At first blush, it’s hard to imagine anyone brave enough to call Hall a baby. But the moniker turns out to have a history.
“My grandma, she used to call me that when I was a kid,” Hall recalls, presumably because he was always large for his age. But the name didn’t stick until Hall was a rising freshman trying to earn a spot on his Westside High School football team in Jacksonville, Florida.
At 14, Hall was already bigger than most of the upperclassmen on the field, but he didn’t have the strength or maturity to match it. So a coach called him a “big baby” to remind players and coaches that Hall still had plenty of room for growth.
Today, the Georgia Bulldog is bigger, stronger, and more determined than ever.

Overcoming injuries
Hall expected the 2024 football season to be his breakout year.
It was a momentous year, he says, but not in the ways he had hoped.
Hall found himself sidelined with stress fractures in his legs, which ultimately led to three surgeries in seven months.
But Hall doesn’t look at it as a lost year.
“I grew a lot off the field mentally,” he says, because he had to practice patience for himself and trust in others and in God.
“I wish things would’ve gone differently,” he says, “but you go through things in life for a reason.”

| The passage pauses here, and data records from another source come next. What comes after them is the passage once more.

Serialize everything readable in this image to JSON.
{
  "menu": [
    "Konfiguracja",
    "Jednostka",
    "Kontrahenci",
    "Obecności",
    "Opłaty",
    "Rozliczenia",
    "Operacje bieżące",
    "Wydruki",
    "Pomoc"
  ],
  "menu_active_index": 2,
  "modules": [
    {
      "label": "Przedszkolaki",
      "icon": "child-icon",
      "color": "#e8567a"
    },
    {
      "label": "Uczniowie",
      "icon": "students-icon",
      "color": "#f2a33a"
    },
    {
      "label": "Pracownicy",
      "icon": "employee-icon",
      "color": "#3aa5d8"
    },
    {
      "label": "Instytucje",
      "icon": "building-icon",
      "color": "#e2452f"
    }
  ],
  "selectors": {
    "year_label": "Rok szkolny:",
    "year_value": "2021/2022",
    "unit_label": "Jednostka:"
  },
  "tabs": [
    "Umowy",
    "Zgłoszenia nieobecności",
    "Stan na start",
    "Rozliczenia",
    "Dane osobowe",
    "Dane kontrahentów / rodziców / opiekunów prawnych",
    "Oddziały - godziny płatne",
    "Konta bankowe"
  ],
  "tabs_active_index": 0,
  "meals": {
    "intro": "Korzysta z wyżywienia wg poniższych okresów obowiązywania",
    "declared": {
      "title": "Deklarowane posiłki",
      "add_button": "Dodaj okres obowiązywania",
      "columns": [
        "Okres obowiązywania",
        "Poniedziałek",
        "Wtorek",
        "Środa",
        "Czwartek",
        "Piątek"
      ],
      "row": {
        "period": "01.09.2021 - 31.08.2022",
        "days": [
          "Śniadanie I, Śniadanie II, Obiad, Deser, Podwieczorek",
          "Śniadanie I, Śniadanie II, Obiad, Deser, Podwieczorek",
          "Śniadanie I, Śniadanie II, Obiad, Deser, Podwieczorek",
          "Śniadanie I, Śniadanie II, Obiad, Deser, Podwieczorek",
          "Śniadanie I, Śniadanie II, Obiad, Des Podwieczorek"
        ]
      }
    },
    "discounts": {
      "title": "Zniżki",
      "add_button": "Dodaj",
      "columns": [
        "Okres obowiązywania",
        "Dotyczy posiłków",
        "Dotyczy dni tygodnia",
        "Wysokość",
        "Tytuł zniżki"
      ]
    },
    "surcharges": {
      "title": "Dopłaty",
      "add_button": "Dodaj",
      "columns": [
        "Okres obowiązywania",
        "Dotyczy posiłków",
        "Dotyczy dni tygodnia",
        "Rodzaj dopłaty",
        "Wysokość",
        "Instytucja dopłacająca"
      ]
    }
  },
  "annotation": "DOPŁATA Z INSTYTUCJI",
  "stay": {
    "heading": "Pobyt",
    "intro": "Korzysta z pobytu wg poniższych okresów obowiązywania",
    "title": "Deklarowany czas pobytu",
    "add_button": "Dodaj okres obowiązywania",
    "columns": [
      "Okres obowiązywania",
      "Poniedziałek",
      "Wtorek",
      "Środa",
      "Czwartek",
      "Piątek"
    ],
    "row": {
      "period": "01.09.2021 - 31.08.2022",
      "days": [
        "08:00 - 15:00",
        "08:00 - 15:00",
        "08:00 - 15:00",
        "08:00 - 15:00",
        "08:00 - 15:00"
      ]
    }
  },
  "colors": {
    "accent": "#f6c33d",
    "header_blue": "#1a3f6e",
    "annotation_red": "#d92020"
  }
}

“I’m getting the opportunity to really display who I am as a player and showcase what I can do as an athlete.”

The Positive Approach
That positive spin is how Hall approaches most things in life. He makes a habit of giving high fives to strangers at the bus stop and cracking jokes to keep things light.
“Why not have fun? Why not be joyous?” he asks. “That’s who I am as a person.”
Sometimes he shares that joy by reading books at a local elementary school or volunteering for Martin Luther King Jr. Day of Service opportunities in his hometown, where his father is the vice president of the Dr. Martin Luther King Jr. Memorial Foundation.
With the worst of his injuries hopefully in the rearview mirror, Hall is now focused on making the most of this season. And sure, he’d like to fill his stat sheets with plenty of tackles and sacks, but his bigger goal is to become the kind of player opponents pay attention to when reviewing the tape. Making the plays that might not earn an official stat but will set up his team to make big plays.
“I’m getting the opportunity to really display who I am as a player and showcase what I can do as an athlete.”